In Spring 2017, Loyola began offering a Master of Science (MS) in Data Science. The MS curriculum is one that is problem-based, grounded in ethical decision-making, and focused on making the world a better place. It uniquely equips the graduates of the data science masters as leaders in their respective fields. The 11 course, 31 credit curriculum in data science is a rigorous applied program, integrating knowledge from three disciplines—computer science, statistics, and business—helping to fulfill Loyola's vision of becoming a leading national liberal arts university. The broad knowledge and transferable skills coupled with a strong sense of values, ethics, clear communication skills, and high student-faculty engagement, typical of a liberally educated student, are evident in the data science master's program. The program integrates ethics as a fundamental tenet of several courses, reflecting one of the program's primary learning aims, and buttressed by students' participation in practicum experiences where they partner with local businesses, industry, and not-for-profits.

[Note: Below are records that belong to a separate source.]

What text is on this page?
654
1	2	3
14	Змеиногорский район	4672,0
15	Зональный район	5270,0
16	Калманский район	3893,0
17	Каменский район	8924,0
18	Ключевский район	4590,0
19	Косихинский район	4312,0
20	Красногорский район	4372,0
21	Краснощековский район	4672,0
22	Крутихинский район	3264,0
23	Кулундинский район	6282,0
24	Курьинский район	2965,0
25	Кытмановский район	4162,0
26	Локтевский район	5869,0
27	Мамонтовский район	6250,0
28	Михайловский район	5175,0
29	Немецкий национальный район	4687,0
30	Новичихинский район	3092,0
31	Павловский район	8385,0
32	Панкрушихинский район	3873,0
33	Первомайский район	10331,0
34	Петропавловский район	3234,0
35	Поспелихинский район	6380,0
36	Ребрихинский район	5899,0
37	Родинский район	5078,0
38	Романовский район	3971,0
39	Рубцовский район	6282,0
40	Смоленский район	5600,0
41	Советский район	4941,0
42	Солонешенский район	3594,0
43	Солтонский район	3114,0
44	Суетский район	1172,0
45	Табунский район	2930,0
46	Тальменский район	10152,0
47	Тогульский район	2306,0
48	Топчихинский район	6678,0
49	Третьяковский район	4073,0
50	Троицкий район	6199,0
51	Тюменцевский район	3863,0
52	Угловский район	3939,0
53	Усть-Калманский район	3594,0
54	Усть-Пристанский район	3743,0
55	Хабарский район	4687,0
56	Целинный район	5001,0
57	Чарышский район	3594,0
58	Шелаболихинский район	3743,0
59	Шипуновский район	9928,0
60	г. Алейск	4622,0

Established in 2003, the Loyola Clinical Centers at Belvedere Square serve as a training and professional development venue for Loyola students, as well as a multidisciplinary center for the greater Baltimore community offering a holistic approach to assessment, treatment, and consultation for clients and their families. The overarching mission of the Loyola Clinical Centers at Belvedere Square is to meet the needs of the local community. Reduced-cost and no-cost services are provided by graduate student trainees under the direct supervision of licensed professionals. The unique collaboration of the Departments of Psychology, Speech-Language-Hearing Sciences, and Teacher Education affords a comprehensive evaluation to the Centers' clients, as well as a unique learning environment in the training and professional development of Loyola students. Conveniently located within two miles of the Baltimore Campus, this newest facility affords Loyola students a clinical training and service delivery setting in a professional environment within the Baltimore community that it serves.